Mentions: To experimentally verify our bioinformatic prediction and cell culture results, we first performed an in vitro kinase assay using a synthetic Drosha peptide fragment harboring the putative GSK3β phosphorylation site. Dot blot analysis revealed kinase activity upon co-incubation of peptide fragment and recombinant GSK3β (Figure 4A). Previous reports have identified autophosphphorylation capacity of GSK3β and indeed we saw a faint reaction in the control lane employing enzyme only (Figure 4A).
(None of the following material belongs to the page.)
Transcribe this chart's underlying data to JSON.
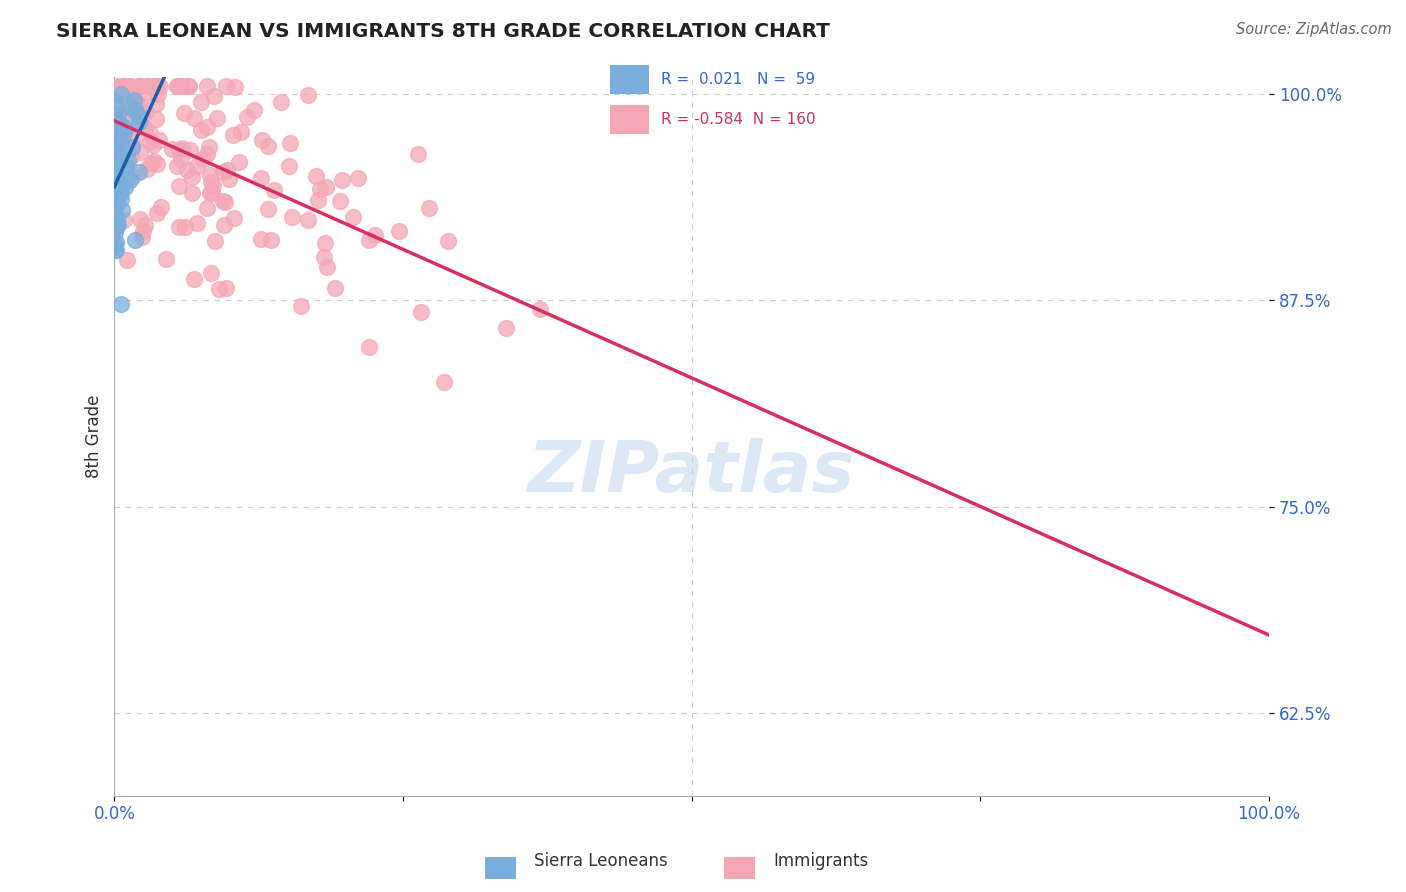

A challenge of working with Drosha is the lack of availability of pure recombinant protein ascribed to its size (∼150 kD) [20]. To circumvent this problem, we transfected GSK3β−/− MEF cells with our Drosha-GFP or S300A/S302A mutant, respectively. A polyclonal antibody to GFP was used to pull down adequate amounts of protein. Importantly, both constructs expressed similar amounts of protein upon cellular transfection. As seen in Figure 4B, Figure S3 and Figure S4, only the WT construct could be phosphorylated in vitro by GSK3β. To further confirm that GSK3β is required for Drosha nuclear localization, a construct encoding HA-GSK3β (Addgene cat.#14753) was co-transfected with GFP-Drosha. Overexpression of GSK3β in GSK3β−/− MEF cells led to complete restoration of phenotype with Drosha nuclear localization (Figure 5).


Glycogen synthase kinase 3 beta (GSK3β) phosphorylates the RNAase III enzyme Drosha at S300 and S302.
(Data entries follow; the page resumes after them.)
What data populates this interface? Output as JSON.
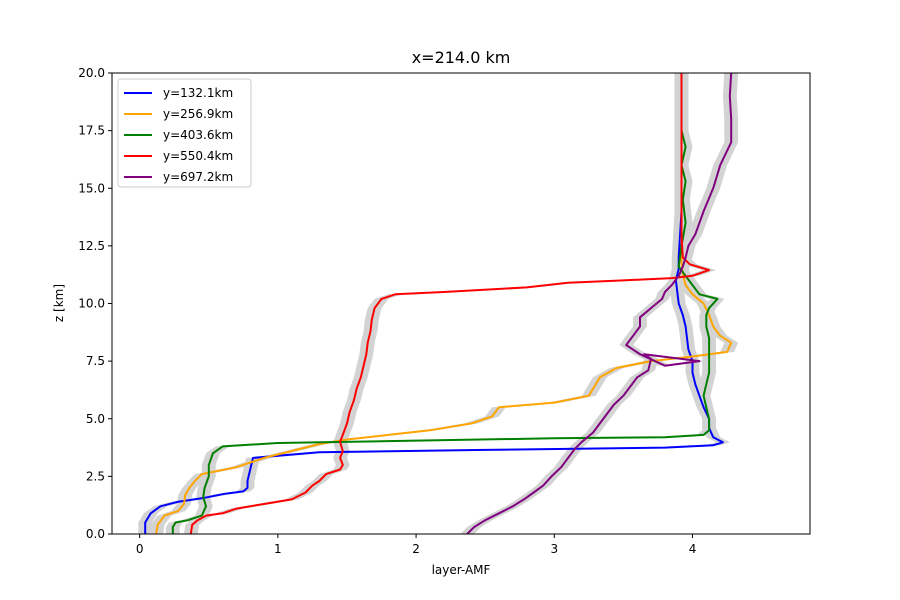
{
  "chart_data": {
    "type": "line",
    "title": "x=214.0 km",
    "xlabel": "layer-AMF",
    "ylabel": "z [km]",
    "xlim": [
      -0.2,
      4.85
    ],
    "ylim": [
      0,
      20
    ],
    "xticks": [
      "0",
      "1",
      "2",
      "3",
      "4"
    ],
    "yticks": [
      "0.0",
      "2.5",
      "5.0",
      "7.5",
      "10.0",
      "12.5",
      "15.0",
      "17.5",
      "20.0"
    ],
    "grid": false,
    "legend_position": "upper-left",
    "uncertainty_band_color": "#d3d3d3",
    "series": [
      {
        "name": "y=132.1km",
        "color": "#0000ff",
        "points": [
          [
            0.04,
            0
          ],
          [
            0.04,
            0.5
          ],
          [
            0.08,
            0.9
          ],
          [
            0.15,
            1.2
          ],
          [
            0.28,
            1.4
          ],
          [
            0.45,
            1.55
          ],
          [
            0.62,
            1.75
          ],
          [
            0.75,
            1.85
          ],
          [
            0.78,
            2.0
          ],
          [
            0.78,
            2.3
          ],
          [
            0.8,
            2.8
          ],
          [
            0.82,
            3.3
          ],
          [
            1.3,
            3.55
          ],
          [
            2.5,
            3.65
          ],
          [
            3.8,
            3.75
          ],
          [
            4.15,
            3.85
          ],
          [
            4.22,
            3.98
          ],
          [
            4.15,
            4.2
          ],
          [
            4.12,
            4.6
          ],
          [
            4.12,
            5.0
          ],
          [
            4.08,
            5.5
          ],
          [
            4.05,
            6.0
          ],
          [
            4.02,
            6.5
          ],
          [
            4.0,
            7.0
          ],
          [
            4.0,
            7.5
          ],
          [
            3.97,
            8.0
          ],
          [
            3.96,
            8.5
          ],
          [
            3.95,
            9.0
          ],
          [
            3.93,
            9.5
          ],
          [
            3.9,
            10.0
          ],
          [
            3.89,
            10.5
          ],
          [
            3.88,
            11.0
          ],
          [
            3.9,
            11.5
          ],
          [
            3.9,
            12.0
          ],
          [
            3.91,
            13.0
          ],
          [
            3.92,
            14.0
          ],
          [
            3.92,
            15.0
          ],
          [
            3.92,
            16.0
          ],
          [
            3.92,
            17.0
          ],
          [
            3.92,
            18.0
          ],
          [
            3.92,
            19.0
          ],
          [
            3.92,
            20.0
          ]
        ]
      },
      {
        "name": "y=256.9km",
        "color": "#ffa500",
        "points": [
          [
            0.12,
            0
          ],
          [
            0.13,
            0.4
          ],
          [
            0.18,
            0.8
          ],
          [
            0.28,
            1.0
          ],
          [
            0.32,
            1.3
          ],
          [
            0.33,
            1.7
          ],
          [
            0.36,
            2.0
          ],
          [
            0.4,
            2.3
          ],
          [
            0.45,
            2.6
          ],
          [
            0.7,
            2.9
          ],
          [
            0.9,
            3.3
          ],
          [
            1.1,
            3.6
          ],
          [
            1.3,
            3.9
          ],
          [
            1.5,
            4.1
          ],
          [
            1.8,
            4.3
          ],
          [
            2.1,
            4.5
          ],
          [
            2.4,
            4.8
          ],
          [
            2.55,
            5.1
          ],
          [
            2.6,
            5.5
          ],
          [
            3.0,
            5.7
          ],
          [
            3.25,
            6.0
          ],
          [
            3.28,
            6.3
          ],
          [
            3.33,
            6.8
          ],
          [
            3.45,
            7.2
          ],
          [
            3.7,
            7.5
          ],
          [
            4.0,
            7.7
          ],
          [
            4.25,
            7.9
          ],
          [
            4.28,
            8.3
          ],
          [
            4.2,
            8.6
          ],
          [
            4.15,
            9.0
          ],
          [
            4.12,
            9.5
          ],
          [
            4.08,
            10.0
          ],
          [
            4.0,
            10.4
          ],
          [
            3.95,
            10.8
          ],
          [
            3.93,
            11.3
          ],
          [
            3.92,
            11.8
          ],
          [
            3.92,
            12.5
          ],
          [
            3.92,
            13.5
          ],
          [
            3.92,
            14.5
          ],
          [
            3.92,
            15.5
          ],
          [
            3.92,
            16.5
          ],
          [
            3.92,
            17.5
          ],
          [
            3.92,
            18.5
          ],
          [
            3.92,
            19.5
          ],
          [
            3.92,
            20.0
          ]
        ]
      },
      {
        "name": "y=403.6km",
        "color": "#008000",
        "points": [
          [
            0.24,
            0
          ],
          [
            0.24,
            0.3
          ],
          [
            0.26,
            0.5
          ],
          [
            0.35,
            0.6
          ],
          [
            0.45,
            0.8
          ],
          [
            0.48,
            1.2
          ],
          [
            0.46,
            1.6
          ],
          [
            0.47,
            2.0
          ],
          [
            0.5,
            2.5
          ],
          [
            0.5,
            3.0
          ],
          [
            0.53,
            3.5
          ],
          [
            0.6,
            3.8
          ],
          [
            1.0,
            3.95
          ],
          [
            2.0,
            4.05
          ],
          [
            3.0,
            4.15
          ],
          [
            3.8,
            4.2
          ],
          [
            4.08,
            4.3
          ],
          [
            4.12,
            4.5
          ],
          [
            4.12,
            5.0
          ],
          [
            4.1,
            5.5
          ],
          [
            4.08,
            6.0
          ],
          [
            4.1,
            6.5
          ],
          [
            4.12,
            7.0
          ],
          [
            4.12,
            7.5
          ],
          [
            4.12,
            8.0
          ],
          [
            4.12,
            8.5
          ],
          [
            4.1,
            9.0
          ],
          [
            4.1,
            9.5
          ],
          [
            4.12,
            9.8
          ],
          [
            4.18,
            10.2
          ],
          [
            4.05,
            10.4
          ],
          [
            4.0,
            10.8
          ],
          [
            3.95,
            11.2
          ],
          [
            3.9,
            11.6
          ],
          [
            3.92,
            12.5
          ],
          [
            3.95,
            13.5
          ],
          [
            3.93,
            14.5
          ],
          [
            3.95,
            15.3
          ],
          [
            3.92,
            16.0
          ],
          [
            3.95,
            16.8
          ],
          [
            3.92,
            17.5
          ],
          [
            3.92,
            18.5
          ],
          [
            3.92,
            20.0
          ]
        ]
      },
      {
        "name": "y=550.4km",
        "color": "#ff0000",
        "points": [
          [
            0.37,
            0
          ],
          [
            0.38,
            0.4
          ],
          [
            0.42,
            0.6
          ],
          [
            0.48,
            0.8
          ],
          [
            0.6,
            0.9
          ],
          [
            0.7,
            1.1
          ],
          [
            0.9,
            1.3
          ],
          [
            1.1,
            1.5
          ],
          [
            1.2,
            1.8
          ],
          [
            1.25,
            2.1
          ],
          [
            1.3,
            2.3
          ],
          [
            1.35,
            2.6
          ],
          [
            1.45,
            2.8
          ],
          [
            1.47,
            3.0
          ],
          [
            1.45,
            3.3
          ],
          [
            1.47,
            3.6
          ],
          [
            1.45,
            4.0
          ],
          [
            1.47,
            4.3
          ],
          [
            1.5,
            4.8
          ],
          [
            1.52,
            5.3
          ],
          [
            1.55,
            5.8
          ],
          [
            1.57,
            6.3
          ],
          [
            1.6,
            6.8
          ],
          [
            1.62,
            7.3
          ],
          [
            1.64,
            7.8
          ],
          [
            1.65,
            8.3
          ],
          [
            1.67,
            8.8
          ],
          [
            1.68,
            9.3
          ],
          [
            1.7,
            9.8
          ],
          [
            1.75,
            10.2
          ],
          [
            1.85,
            10.4
          ],
          [
            2.2,
            10.5
          ],
          [
            2.8,
            10.7
          ],
          [
            3.1,
            10.9
          ],
          [
            3.5,
            11.0
          ],
          [
            3.85,
            11.1
          ],
          [
            4.0,
            11.2
          ],
          [
            4.12,
            11.45
          ],
          [
            3.98,
            11.7
          ],
          [
            3.93,
            12.0
          ],
          [
            3.92,
            13.0
          ],
          [
            3.92,
            14.0
          ],
          [
            3.92,
            15.0
          ],
          [
            3.92,
            16.0
          ],
          [
            3.92,
            17.0
          ],
          [
            3.92,
            18.0
          ],
          [
            3.92,
            19.0
          ],
          [
            3.92,
            20.0
          ]
        ]
      },
      {
        "name": "y=697.2km",
        "color": "#800080",
        "points": [
          [
            2.37,
            0
          ],
          [
            2.42,
            0.3
          ],
          [
            2.5,
            0.6
          ],
          [
            2.6,
            0.9
          ],
          [
            2.7,
            1.2
          ],
          [
            2.78,
            1.5
          ],
          [
            2.85,
            1.8
          ],
          [
            2.92,
            2.1
          ],
          [
            2.98,
            2.5
          ],
          [
            3.05,
            2.9
          ],
          [
            3.1,
            3.3
          ],
          [
            3.15,
            3.7
          ],
          [
            3.2,
            4.0
          ],
          [
            3.28,
            4.4
          ],
          [
            3.33,
            4.8
          ],
          [
            3.38,
            5.2
          ],
          [
            3.43,
            5.6
          ],
          [
            3.5,
            6.0
          ],
          [
            3.55,
            6.4
          ],
          [
            3.6,
            6.8
          ],
          [
            3.68,
            7.1
          ],
          [
            3.7,
            7.6
          ],
          [
            3.65,
            7.8
          ],
          [
            4.05,
            7.5
          ],
          [
            3.8,
            7.3
          ],
          [
            3.62,
            7.8
          ],
          [
            3.52,
            8.2
          ],
          [
            3.57,
            8.6
          ],
          [
            3.62,
            9.0
          ],
          [
            3.62,
            9.4
          ],
          [
            3.7,
            9.8
          ],
          [
            3.78,
            10.2
          ],
          [
            3.8,
            10.5
          ],
          [
            3.85,
            10.8
          ],
          [
            3.9,
            11.2
          ],
          [
            3.93,
            11.6
          ],
          [
            3.95,
            12.0
          ],
          [
            3.97,
            12.5
          ],
          [
            4.02,
            13.0
          ],
          [
            4.08,
            14.0
          ],
          [
            4.15,
            15.0
          ],
          [
            4.2,
            16.0
          ],
          [
            4.28,
            17.0
          ],
          [
            4.28,
            18.0
          ],
          [
            4.27,
            19.0
          ],
          [
            4.28,
            20.0
          ]
        ]
      }
    ]
  }
}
Tang X, Li M, Tucker L, Ramratnam B - PLoS ONE (2011)

GSK3β phosphorylates Drosha at S300 and S302.In vitro kinase assays were performed using (A) peptide fragments of Drosha or (B) immunoprecipitated Drosha protein. A. A synthetic Drosha peptide (H-RERHRHRDNRRSPSLERSYKKEYKR-CONH2) was incubated with purified recombinant GSK3β enzyme for 1 hour. The reaction mixture (1 µl) was dot blotted to a nitrocellulose membrane and kinase activity was identified by x-ray film exposure. B. Immunoprecipitated GFP-Drosha wt or S300A/S302A was also used for in vitro GSK3β kinase assay with or without purified recombinant GSK3β enzyme. The reaction mixture was resolved by SDS-PAGE gel and transferred to a nitrocellulose membrane by electrophoresis before exposing to an X-ray film. The top panel shows that GFP-Drosha wt, but not GFP-Drosha S300A/S302A, was phosphorylated by GSK3β. The bottom panel shows that the expression levels of GFP-Drosha wt and S300A/S302A mutant were relatively equal in GSK3β knockout MEF cells.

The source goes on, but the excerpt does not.